Félix
La parole est (encore !) à ma Maman aujourd'hui... Mais je suis certaine que vous avez apprécié ses deux premiers messages... et que vous allez encore savourer celui-ci ! Un autre souvenir d'enfance...
Félix...
Non, non…Ce n’est pas le nom du chat bien qu’il y ait un chat dans mon histoire…Le chat, lui, s’appelait Micky. C’était un beau matou noir angora ; mais depuis qu’on lui avait ôté sa virilité ( sans lui demander son avis, d’ailleurs), c’était plutôt un pacha énorme et paresseux. Ma mère avait toujours aimé les chats et pendant toute mon enfance j’ai cohabité avec eux.
Félix, c’était le secrétaire de la mairie du village. Il ne ressemblait en rien à ses concitoyens , paysans généralement costauds, un peu rustres, dotés d’un bel appétit et prompts à « lever le coude ». Félix était maladif, très grand et maigre.J’avais toujours l’impression qu’il allait se briser et mon regard d’enfant étonné avait peine à comprendre comment un cou aussi décharné pouvait soutenir sa tête….Il avait fait quelques études ce qui lui avait permis d’obtenir ce poste ( à temps très partiel ) de secrétaire de mairie. Il était « vieux garçon » et vivait dans une grande solitude dans sa petite maison non loin de la place. Sa « différence » faisait qu’il était tout à fait l’écart des autres hommes : il ne travaillait pas aux champs, il ne fréquentait pas les cafés. Et bien que son beau prénom, unique au village, signifie « heureux » en latin, Félix était loin d’être heureux.

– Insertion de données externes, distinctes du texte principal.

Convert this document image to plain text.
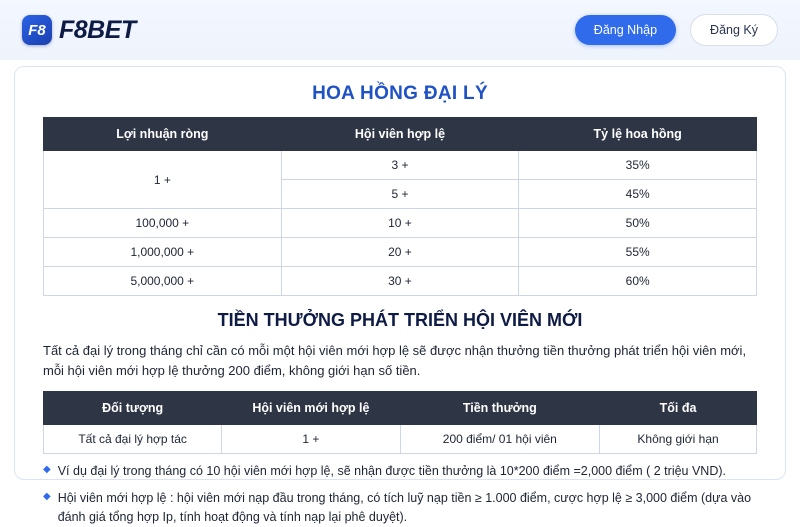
F8 F8BET	Đăng Nhập	Đăng Ký
HOA HỒNG ĐẠI LÝ
Lợi nhuận ròng	Hội viên hợp lệ	Tỷ lệ hoa hồng
1 +	3 +	35%
	5 +	45%
100,000 +	10 +	50%
1,000,000 +	20 +	55%
5,000,000 +	30 +	60%
TIỀN THƯỞNG PHÁT TRIỂN HỘI VIÊN MỚI
Tất cả đại lý trong tháng chỉ cần có mỗi một hội viên mới hợp lệ sẽ được nhận thưởng tiền thưởng phát triển hội viên mới, mỗi hội viên mới hợp lệ thưởng 200 điểm, không giới hạn số tiền.
Đối tượng	Hội viên mới hợp lệ	Tiền thưởng	Tối đa
Tất cả đại lý hợp tác	1 +	200 điểm/ 01 hội viên	Không giới hạn
◆ Ví dụ đại lý trong tháng có 10 hội viên mới hợp lệ, sẽ nhận được tiền thưởng là 10*200 điểm =2,000 điểm ( 2 triệu VND).
◆ Hội viên mới hợp lệ : hội viên mới nạp đầu trong tháng, có tích luỹ nạp tiền ≥ 1.000 điểm, cược hợp lệ ≥ 3,000 điểm (dựa vào đánh giá tổng hợp Ip, tính hoạt động và tính nạp lại phê duyệt).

Chaque fois qu’il se rendait à la mairie il passait devant l’école, et si ma mère était à la maison, il avait pris l’habitude de frapper à la porte et d’entrer discrètement, un sourire timide aux lèvres, son chapeau noir à la main. Ma mère était une femme généreuse et sensible. Elle avait sans doute compris la grande détresse affective de Félix. Elle lui offrait une chaise, une tasse de café, bavardait un instant avec lui. A la façon dont il la couvait du regard, il était évident qu’il était secrètement amoureux d’elle. Et jamais je n’ai oublié le jour où, en la quittant, il posa son regard sur le chat pacha, étalé, abandonné, confiant sur les genoux de ma mère et dit d’un ton triste : « Comme j’aimerais être chat chez vous ! »
La tradition voulait que le soir de Noël on ajoute un couvert à la table de fête pour y faire asseoir le « pauvre » qui passerait par là. Mais le « pauvre », c’est aussi celui qui vit sans famille, sans amis, sans amour…Et je me souviens que Félix s’est parfois assis à notre table familiale.
Et puisqu'on parle de chat, je ne peux résister au plaisir de vous faire partager une petite série de photos sur Djembé...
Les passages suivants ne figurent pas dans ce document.